Por Eduardo Velozo Fuccia

Conversas telefônicas interceptadas com autorização judicial podem representar “rica prova” relacionada aos crimes de tráfico e associação para o tráfico, mas não são suficientes para embasar uma condenação, se as condutas dos réus não forem individualizadas. Do mesmo modo, o mero depósito de dinheiro de origem ilícita em contas de terceiras pessoas não é apto para configurar o delito de lavagem de dinheiro, que exige a intenção de “ocultar” os valores.

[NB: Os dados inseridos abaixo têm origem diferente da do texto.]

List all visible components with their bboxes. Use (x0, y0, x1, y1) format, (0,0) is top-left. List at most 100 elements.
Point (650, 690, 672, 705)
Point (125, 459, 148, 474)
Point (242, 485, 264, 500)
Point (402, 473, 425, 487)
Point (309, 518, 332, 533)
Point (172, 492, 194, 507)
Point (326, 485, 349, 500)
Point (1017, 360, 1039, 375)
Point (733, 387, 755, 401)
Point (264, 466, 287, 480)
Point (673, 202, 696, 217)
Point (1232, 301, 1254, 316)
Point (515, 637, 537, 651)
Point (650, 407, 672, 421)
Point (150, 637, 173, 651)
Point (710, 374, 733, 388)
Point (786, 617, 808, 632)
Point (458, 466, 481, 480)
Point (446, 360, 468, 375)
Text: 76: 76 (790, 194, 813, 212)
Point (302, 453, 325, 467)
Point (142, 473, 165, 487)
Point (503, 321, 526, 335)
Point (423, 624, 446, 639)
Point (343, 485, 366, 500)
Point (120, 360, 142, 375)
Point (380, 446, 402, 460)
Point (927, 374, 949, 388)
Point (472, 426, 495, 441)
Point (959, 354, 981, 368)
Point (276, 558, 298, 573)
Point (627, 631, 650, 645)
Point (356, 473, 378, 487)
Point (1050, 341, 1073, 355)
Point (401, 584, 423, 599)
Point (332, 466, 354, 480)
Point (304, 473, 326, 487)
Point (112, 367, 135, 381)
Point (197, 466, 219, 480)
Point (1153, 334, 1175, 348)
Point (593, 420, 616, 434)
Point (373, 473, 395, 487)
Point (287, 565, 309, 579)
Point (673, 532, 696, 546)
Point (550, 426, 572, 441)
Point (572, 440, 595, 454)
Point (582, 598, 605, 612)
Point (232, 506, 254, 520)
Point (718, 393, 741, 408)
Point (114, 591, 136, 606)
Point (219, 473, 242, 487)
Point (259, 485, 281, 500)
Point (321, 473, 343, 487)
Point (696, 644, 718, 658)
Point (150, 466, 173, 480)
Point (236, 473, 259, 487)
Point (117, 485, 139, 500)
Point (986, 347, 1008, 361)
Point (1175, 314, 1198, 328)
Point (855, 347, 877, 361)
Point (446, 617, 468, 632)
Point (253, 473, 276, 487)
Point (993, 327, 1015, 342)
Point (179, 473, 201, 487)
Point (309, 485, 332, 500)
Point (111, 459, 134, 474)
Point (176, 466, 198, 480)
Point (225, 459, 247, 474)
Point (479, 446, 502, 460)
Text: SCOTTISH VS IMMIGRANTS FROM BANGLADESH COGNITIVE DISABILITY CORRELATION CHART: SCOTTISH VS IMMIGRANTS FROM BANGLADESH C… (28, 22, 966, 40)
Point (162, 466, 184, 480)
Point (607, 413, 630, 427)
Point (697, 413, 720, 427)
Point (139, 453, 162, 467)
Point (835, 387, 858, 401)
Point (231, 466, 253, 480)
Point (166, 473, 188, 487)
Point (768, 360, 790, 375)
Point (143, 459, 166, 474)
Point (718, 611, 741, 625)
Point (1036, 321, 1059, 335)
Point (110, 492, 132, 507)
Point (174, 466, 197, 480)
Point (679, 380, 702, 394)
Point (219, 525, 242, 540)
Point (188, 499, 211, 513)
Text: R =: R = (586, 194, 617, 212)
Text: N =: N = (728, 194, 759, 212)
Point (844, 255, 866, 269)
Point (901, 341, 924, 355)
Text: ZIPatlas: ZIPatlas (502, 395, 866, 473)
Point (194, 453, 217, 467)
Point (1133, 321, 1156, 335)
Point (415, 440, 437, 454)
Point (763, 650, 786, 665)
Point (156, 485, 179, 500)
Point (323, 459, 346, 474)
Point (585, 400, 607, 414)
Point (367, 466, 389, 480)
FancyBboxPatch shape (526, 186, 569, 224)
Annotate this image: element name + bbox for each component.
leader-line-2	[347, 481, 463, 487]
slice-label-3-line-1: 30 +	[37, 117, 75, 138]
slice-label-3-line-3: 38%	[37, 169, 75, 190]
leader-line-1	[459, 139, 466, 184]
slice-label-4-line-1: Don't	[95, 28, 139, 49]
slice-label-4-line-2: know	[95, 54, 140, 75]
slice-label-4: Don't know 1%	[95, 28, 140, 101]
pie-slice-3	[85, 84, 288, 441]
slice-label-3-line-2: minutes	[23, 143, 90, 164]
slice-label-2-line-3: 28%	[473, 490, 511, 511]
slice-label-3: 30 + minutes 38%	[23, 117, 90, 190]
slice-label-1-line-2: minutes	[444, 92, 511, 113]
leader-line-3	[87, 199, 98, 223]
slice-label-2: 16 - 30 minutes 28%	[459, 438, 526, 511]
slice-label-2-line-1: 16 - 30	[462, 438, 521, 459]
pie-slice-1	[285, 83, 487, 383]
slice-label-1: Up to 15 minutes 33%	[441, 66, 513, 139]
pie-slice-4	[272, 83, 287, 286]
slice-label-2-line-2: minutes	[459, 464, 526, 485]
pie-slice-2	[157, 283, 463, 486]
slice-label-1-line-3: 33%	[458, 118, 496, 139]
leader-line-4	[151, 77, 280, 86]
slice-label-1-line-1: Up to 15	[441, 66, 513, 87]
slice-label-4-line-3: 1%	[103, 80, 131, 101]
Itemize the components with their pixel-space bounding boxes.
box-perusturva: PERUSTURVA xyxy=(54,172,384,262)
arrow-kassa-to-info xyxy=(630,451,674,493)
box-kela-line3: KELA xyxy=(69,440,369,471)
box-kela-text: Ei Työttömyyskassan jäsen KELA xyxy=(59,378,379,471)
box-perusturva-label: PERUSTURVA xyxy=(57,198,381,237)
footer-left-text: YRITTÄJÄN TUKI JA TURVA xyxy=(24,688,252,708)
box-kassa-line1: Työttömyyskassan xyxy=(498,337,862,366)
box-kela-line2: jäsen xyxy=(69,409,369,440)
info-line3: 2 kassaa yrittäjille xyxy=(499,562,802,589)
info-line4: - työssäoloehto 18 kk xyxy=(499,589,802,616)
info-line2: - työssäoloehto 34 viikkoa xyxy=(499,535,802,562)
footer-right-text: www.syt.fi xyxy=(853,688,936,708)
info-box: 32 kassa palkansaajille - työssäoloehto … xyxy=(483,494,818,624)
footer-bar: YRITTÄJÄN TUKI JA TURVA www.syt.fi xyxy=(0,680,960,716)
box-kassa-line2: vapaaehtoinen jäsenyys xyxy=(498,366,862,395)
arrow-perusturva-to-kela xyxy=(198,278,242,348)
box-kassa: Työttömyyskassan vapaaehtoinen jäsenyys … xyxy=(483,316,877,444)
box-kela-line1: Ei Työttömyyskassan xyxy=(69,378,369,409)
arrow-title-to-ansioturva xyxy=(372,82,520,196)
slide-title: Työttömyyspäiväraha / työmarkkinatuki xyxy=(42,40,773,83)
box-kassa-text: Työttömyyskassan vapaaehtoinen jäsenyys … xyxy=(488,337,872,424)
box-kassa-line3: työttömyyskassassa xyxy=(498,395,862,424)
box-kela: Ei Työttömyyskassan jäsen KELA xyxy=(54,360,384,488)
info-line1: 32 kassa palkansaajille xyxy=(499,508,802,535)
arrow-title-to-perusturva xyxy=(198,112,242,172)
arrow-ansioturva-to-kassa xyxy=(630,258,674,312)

Com essa fundamentação, por maioria de votos, a 12ª Câmara de Direito Criminal do Tribunal de Justiça de São Paulo (TJ-SP) deu provimento aos recursos de apelação das defesas de dez homens e uma mulher para absolvê-los desses delitos. A Vara Única de Cananeia condenou o grupo a penas que variam de seis anos, três meses e sete dias a até 34 anos, cinco meses e 22 dias. Alguns dos réus também foram sentenciados pelo delito de organização criminosa, pois seriam ligados ao Primeiro Comando da Capital (PCC).

Os acusados são da Baixada Santista e do extremo sul do litoral paulista. Segundo o Ministério Público (MP), eles se associaram para comercializar drogas nessas regiões, estando ainda unidos em uma organização mais ampla e estruturada para o cometimento de outros crimes, entre os quais o de lavagem de dinheiro. Com base em interceptações telefônicas, a denúncia narra dez eventos de tráfico, dois de branqueamento de capitais e seis de integrar organização criminosa.

O advogado William Cláudio Oliveira dos Santos apelou em favor de dois integrantes da suposta organização criminosa

Sem materialidade

O desembargador Amable Lopez Soto, relator dos recursos, anotou que, “embora o MP tenha trazido aos autos rica prova consistente em conversas interceptadas, não se desincumbiu de individualizar as condutas dos acusados, apontando quais as provas lastreariam a acusação de associação para o tráfico”. Em relação ao delito de tráfico, o julgador ainda destacou a falta de materialidade, “visto que nenhuma droga foi apreendida”.

Segundo o relator, na “mesma linha” da denúncia, a sentença fundamentou que “sem delongas, referido crime resta absolutamente demonstrado com a análise da demonstração das imputações […]”. No entanto, não foram apontadas quais provas lastreariam a acusação. O desembargador Vico Mañas acompanhou Soto. O revisor, desembargador Sérgio Mazina Martins, quis prover os recursos em menor extensão, sendo voto vencido.

Em relação à lavagem de dinheiro, o acórdão reconheceu que ficou demonstrada a origem ilícita de valores depositados para terceiros sob a orientação do réu que recebeu a maior pena, mas ressalvou: “O mero depósito de valores de origem ilícita, em conta bancária de titularidade de terceira pessoa, não configura o delito imputado aos réus, sendo necessária a presença de outros elementos que demonstrem sua intenção de ‘branquear’”.

O advogado William Cláudio de Oliveira dos Santos defende a única mulher do grupo e o réu sentenciado a 34 anos. Em relação ao acusado, o defensor teve acolhida em seu recurso a arguição preliminar de litispendência, específica ao crime de integrar organização criminosa, porque o cliente responde pelo mesmo delito em outra ação penal, que tramita pela 1ª Vara Criminal de São Bernardo do Campo. No mérito, William Cláudio teve providos os seus pedidos de absolvição pelos demais delitos.

A 12ª Câmara de Direito Criminal apenas manteve as condenações de outros quatro corréus, por organização criminosa, mas reduziu as suas sanções. O juízo de primeiro grau fixou as penas-bases acima do mínimo legal em razão da personalidade voltada à prática de crimes, porque os acusados integram organização criminosa. “Ocorre que a conduta de integrar organização criminosa é a própria conduta delitiva pela qual foi condenado, não sendo fundamentação idônea”, observou o relator.